Consumer advocates said State Farm’s rate increases could trigger a much bigger bounce in the national average.
“What they do really impacts the entire market,” said J. Robert Hunter, director of insurance for the Consumer Federation of America. “If they ask for 25 percent higher premiums and get it, the entire market will follow them, or ask for even more.”
Hunter has been pressing state regulators to at least hold hearings on proposed increases and whether they can be justified by increased risks rather than poor investments.
State Farm’s increases are larger than those sought by most of the other top insurers in Maryland, Virginia and the District.
Virginia insurance regulators say home-insurance premiums this year are up 25.7 percent for Allstate Insurance Co. customers; 17.2 percent for Auto Insurance Co. of Hartford, Conn.; 14.7 percent for Standard Fire Insurance Co.; 14.5 percent for Erie Insurance Exchange; and 11.7 percent for Travelers Casualty and Surety Co.

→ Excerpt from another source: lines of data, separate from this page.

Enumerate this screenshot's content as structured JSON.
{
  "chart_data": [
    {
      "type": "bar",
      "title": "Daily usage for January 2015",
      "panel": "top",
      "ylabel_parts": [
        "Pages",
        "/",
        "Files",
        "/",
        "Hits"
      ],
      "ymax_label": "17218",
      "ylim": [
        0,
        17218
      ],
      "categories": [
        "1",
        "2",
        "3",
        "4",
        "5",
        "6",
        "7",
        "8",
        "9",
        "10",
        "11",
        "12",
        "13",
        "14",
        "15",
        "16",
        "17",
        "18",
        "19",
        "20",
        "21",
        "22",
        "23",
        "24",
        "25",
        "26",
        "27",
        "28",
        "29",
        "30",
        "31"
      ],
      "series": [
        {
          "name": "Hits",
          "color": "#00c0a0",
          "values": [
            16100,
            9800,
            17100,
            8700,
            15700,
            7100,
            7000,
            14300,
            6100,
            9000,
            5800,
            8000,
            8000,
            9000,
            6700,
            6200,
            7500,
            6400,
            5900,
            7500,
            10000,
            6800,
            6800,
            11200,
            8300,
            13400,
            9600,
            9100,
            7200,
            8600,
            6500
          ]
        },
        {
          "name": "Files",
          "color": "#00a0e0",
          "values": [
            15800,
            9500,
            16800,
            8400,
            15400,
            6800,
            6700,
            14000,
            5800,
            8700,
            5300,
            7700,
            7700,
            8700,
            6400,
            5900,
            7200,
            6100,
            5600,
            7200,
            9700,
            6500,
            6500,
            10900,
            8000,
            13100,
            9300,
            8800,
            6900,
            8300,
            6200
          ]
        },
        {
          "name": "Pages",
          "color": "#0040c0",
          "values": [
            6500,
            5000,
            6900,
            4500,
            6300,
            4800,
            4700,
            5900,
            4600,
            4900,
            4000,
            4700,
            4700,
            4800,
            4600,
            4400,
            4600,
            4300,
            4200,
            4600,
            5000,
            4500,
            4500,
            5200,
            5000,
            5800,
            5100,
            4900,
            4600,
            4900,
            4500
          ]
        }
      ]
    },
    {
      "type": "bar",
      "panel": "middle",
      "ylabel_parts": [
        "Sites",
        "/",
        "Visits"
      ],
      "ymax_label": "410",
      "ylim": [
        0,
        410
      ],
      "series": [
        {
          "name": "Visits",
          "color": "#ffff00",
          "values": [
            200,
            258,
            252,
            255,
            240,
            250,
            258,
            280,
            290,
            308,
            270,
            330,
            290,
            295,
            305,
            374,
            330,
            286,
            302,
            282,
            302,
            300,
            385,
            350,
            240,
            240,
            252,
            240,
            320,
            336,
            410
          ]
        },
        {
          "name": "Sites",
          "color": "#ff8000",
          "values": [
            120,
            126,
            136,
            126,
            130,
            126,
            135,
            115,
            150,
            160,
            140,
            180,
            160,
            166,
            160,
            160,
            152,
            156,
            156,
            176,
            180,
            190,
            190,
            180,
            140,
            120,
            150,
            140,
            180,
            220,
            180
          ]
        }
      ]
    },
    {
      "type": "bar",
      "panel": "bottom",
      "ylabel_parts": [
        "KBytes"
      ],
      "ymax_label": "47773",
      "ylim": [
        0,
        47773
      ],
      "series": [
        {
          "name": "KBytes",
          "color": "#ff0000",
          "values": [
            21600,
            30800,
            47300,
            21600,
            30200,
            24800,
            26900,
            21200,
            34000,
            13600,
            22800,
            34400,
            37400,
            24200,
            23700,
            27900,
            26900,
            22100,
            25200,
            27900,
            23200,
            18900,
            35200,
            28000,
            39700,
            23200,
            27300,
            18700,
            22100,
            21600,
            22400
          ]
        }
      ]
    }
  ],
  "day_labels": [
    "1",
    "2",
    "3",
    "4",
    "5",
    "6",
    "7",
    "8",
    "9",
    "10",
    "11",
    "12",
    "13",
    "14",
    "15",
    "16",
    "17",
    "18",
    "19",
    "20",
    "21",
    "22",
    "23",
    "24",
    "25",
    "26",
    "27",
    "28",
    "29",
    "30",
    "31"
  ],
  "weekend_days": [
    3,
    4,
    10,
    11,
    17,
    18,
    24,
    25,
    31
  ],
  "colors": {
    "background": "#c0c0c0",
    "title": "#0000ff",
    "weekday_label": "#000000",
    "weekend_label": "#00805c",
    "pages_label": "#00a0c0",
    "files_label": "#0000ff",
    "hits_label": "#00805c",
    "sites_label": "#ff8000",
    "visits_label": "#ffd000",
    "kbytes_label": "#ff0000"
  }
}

Rates in Maryland, according to regulators, have gone up 20 percent for customers of United Services Automobile Association, Farmers and Allstate; 15.5 percent for Nationwide; and 9.8 percent for Erie. Rates at Travelers will jump 11.9 percent today for new customers and in September for renewals. Allstate rates are expected to increase 10 percent more in Maryland effective Oct. 1.
District rates are up 21 percent for Allstate customers, 15 percent for Fireman’s Fund and less than 1 percent for USAA and USAA Casualty Insurance Co. Allstate lowered rates 21.9 percent in 2001.
While Virginia homeowners might find an increase of as much as 40 percent in one year daunting, national insurance statistics show that the state’s rates have been among the lowest in the nation.
According to the latest data available from the National Association of Insurance Commissioners, the average homeowner’s premium in Virginia in 1999 was $345. The national average was $487.
The average for Maryland in 1999 was $372. The District average was $617.